Some twitter convos with the causal folk have led me to realise that they are actually far closer to data analysts than generative modellers than I realised.

They basically have observed empirical data and some qualitative causal info and what to construct estimators based on the empirical data that are valid for some aspect of the causal pathway regardless of the unknown details.

I think they require samples to be representative of the unknown confounders etc, ie collected under the relevant regime, they just don’t have access to the values.

Meanwhile the hierarchical modellers I know are building explicit fully specified generative models that don’t require any data a priori – they can always be simulated. When data becomes available they crank the handle and get an updated generative model.

Because the model is generative and based on mechanisms any query can be directly simulated to represent the current state of knowledge about some pathway etc. On the other hand the causal folk directly use observed data to estimate eg P(Y|X).

So, weirdly, I think they are closer to traditional stats than many ‘generative’ modellers!

I think one of the most interesting and timely cases for causal inference has been the marijuana / schizophrenia debate. Unlike the aspirin/headache debate which never happened, for a long time statistics has shown a correlation between schizophrenia and marijuana use. Did marijuana cause schizophrenia (a disease named in the 19th century in Germany, not in the grips of a marijuana plague)?

So one group did a causal inference study. And they showed why yes marijuana did have a slight causal relation to schizophrenia.

Then another group did a similar study but looking at arrows going in *both* directions. And they found that the schizophrenia leading to marijuana use causal arrow was so strong (quantitatively) as to make them look at the arrow going the other way as a possible error.

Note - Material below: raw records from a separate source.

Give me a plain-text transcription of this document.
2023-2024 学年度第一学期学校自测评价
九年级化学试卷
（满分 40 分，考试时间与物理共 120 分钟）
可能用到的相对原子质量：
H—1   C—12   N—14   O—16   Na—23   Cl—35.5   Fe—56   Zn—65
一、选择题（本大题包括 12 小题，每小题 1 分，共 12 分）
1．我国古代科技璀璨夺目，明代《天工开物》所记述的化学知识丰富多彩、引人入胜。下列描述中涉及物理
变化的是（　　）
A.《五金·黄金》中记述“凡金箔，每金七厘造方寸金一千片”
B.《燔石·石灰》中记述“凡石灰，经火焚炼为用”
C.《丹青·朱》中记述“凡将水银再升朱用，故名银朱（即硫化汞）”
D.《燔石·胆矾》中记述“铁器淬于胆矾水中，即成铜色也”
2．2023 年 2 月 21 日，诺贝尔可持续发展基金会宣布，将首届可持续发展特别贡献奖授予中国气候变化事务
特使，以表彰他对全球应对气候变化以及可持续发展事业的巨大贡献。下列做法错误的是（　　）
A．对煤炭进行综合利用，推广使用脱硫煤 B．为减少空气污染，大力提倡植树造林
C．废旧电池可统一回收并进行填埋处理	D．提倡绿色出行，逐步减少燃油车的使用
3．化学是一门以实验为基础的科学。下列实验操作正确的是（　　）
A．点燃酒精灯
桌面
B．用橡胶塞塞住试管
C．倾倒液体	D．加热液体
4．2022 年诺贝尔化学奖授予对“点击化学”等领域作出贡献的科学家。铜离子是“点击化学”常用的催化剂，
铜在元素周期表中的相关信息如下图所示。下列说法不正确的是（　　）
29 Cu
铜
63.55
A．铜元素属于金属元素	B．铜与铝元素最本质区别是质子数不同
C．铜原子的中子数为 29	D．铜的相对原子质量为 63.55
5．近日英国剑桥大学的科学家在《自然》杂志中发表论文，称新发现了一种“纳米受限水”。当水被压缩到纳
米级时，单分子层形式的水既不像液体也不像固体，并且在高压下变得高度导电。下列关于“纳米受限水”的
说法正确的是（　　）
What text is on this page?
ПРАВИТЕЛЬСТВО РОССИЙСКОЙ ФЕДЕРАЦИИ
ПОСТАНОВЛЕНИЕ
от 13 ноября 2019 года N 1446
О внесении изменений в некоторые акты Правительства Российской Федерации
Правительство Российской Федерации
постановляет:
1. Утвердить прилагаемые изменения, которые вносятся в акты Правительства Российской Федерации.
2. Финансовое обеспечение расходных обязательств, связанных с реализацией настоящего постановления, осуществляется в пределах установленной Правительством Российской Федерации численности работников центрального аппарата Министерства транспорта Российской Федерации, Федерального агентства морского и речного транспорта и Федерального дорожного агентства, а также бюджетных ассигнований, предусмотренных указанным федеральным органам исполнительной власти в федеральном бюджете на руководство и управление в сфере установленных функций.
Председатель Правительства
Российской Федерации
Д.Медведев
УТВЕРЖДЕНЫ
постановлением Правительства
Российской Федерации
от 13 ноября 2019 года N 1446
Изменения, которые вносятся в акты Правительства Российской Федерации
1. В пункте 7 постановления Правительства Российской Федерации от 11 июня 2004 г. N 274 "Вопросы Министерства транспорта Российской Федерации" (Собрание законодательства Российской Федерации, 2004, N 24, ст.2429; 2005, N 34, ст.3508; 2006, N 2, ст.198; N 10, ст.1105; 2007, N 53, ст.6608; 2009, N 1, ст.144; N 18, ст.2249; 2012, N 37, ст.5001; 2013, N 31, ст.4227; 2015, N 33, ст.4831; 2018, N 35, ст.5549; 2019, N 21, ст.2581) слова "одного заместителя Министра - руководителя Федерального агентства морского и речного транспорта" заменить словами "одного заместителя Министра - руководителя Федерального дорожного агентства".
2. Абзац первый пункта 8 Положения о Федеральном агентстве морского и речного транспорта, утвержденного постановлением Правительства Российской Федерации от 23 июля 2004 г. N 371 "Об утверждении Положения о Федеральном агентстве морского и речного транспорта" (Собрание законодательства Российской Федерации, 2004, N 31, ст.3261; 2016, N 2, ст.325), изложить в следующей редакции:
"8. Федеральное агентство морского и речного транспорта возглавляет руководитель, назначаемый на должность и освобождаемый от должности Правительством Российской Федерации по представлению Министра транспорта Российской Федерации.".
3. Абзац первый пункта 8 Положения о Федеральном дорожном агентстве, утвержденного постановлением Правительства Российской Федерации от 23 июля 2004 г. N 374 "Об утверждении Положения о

So causal inference eventually showed the way to what most folks knew already, but that years of stats and ‘an association found’ hadn’t been able to pinpoint. :)

study 1 (biased arrow, but indeed a strong look at the causal link from marijuana to schizophrenia): https://www.nature.com/articles/mp2016252

study 2 (both arrows and mendelian randomization, showing what may be the use of marijuana to *relieve* issues with schizophrenia): https://www.ncbi.nlm.nih.gov/pmc/articles/PMC5341491/

I do agree that the book’s savaging of statistics is at cross-purposes with trying to get people to use the techniques. Thanks for the blog review.